Dee and I ran to the house. Farish was eating her pimiento cheese sandwich in the kitchen. Willie Jane was still ironing in the playroom.
“Snake!” we yelled. “Willie Jane . . . snake . . . down at the creek! You gotta help us!”
“We were throwing . . . the ball.” Dee took a big breath. “And Trip leaned down and . . . there it was!”
“Lyin’ real still,” I panted. “So it can jump up and bite!”
Willie Jane set down her iron. “What kinda snake?”
“The kind that makes you sick to look at it,” I told her.
“It’s light brown and dark brown with a big triangle head,” Dee said.
“And y’all didn’t mess with it?”
“Unh-unh,” I said. “I did what the snake man at school told us: Take three steps back and run!”
“Where’s the ball?” asked Farish, gnawing on her sandwich with her eyes buggin’ out.
“Still down there,” I said, “where do you think?”

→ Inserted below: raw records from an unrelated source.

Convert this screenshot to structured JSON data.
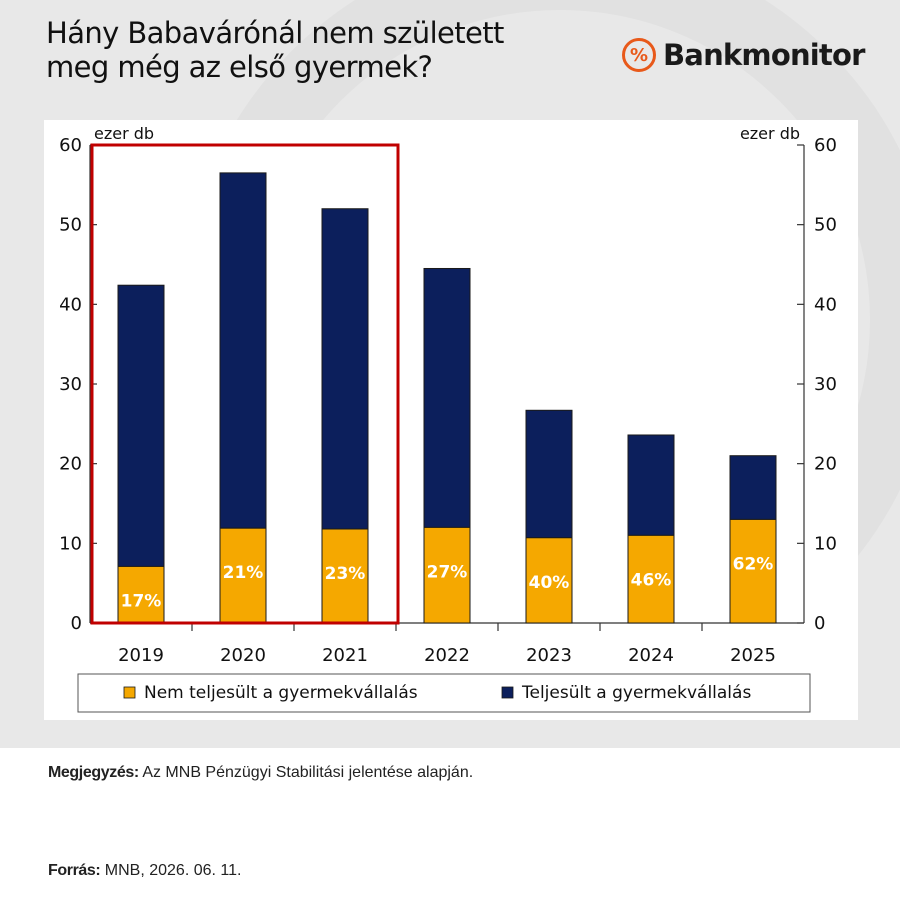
{
  "header": {
    "title_line1": "Hány Babavárónál nem született",
    "title_line2": "meg még az első gyermek?",
    "logo_symbol": "%",
    "logo_text": "Bankmonitor"
  },
  "chart_data": {
    "type": "bar",
    "stacked": true,
    "categories": [
      "2019",
      "2020",
      "2021",
      "2022",
      "2023",
      "2024",
      "2025"
    ],
    "series": [
      {
        "name": "Nem teljesült a gyermekvállalás",
        "color": "#f5a800",
        "values": [
          7.1,
          11.9,
          11.8,
          12.0,
          10.7,
          11.0,
          13.0
        ]
      },
      {
        "name": "Teljesült a gyermekvállalás",
        "color": "#0c1f5c",
        "values": [
          35.3,
          44.6,
          40.2,
          32.5,
          16.0,
          12.6,
          8.0
        ]
      }
    ],
    "totals": [
      42.4,
      56.5,
      52.0,
      44.5,
      26.7,
      23.6,
      21.0
    ],
    "bar_labels": [
      "17%",
      "21%",
      "23%",
      "27%",
      "40%",
      "46%",
      "62%"
    ],
    "ylim": [
      0,
      60
    ],
    "yticks": [
      0,
      10,
      20,
      30,
      40,
      50,
      60
    ],
    "ylabel_left": "ezer db",
    "ylabel_right": "ezer db",
    "highlight": {
      "categories": [
        "2019",
        "2020",
        "2021"
      ],
      "color": "#c00000"
    },
    "legend_position": "bottom",
    "grid": false
  },
  "footer": {
    "note_label": "Megjegyzés:",
    "note_text": " Az MNB Pénzügyi Stabilitási jelentése alapján.",
    "source_label": "Forrás:",
    "source_text": " MNB, 2026. 06. 11."
  }
}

“I’m gonna go get it,” she said.
“No you’re not!” I told her.
“Farish, you stay here and look after Ginny Lynn,” said Willie Jane. “Boys, y’all come on. I’ll get the hoe out of the shed."
Farish won’t mind anybody unless it’s something she already wants to do or you tell her five times. She dragged Ginny Lynn to the patio so she could watch. Ginny Lynn didn’t want to watch. Farish held her hand and tried to sound like Mama, shushing and whispering that everything was going to be okay.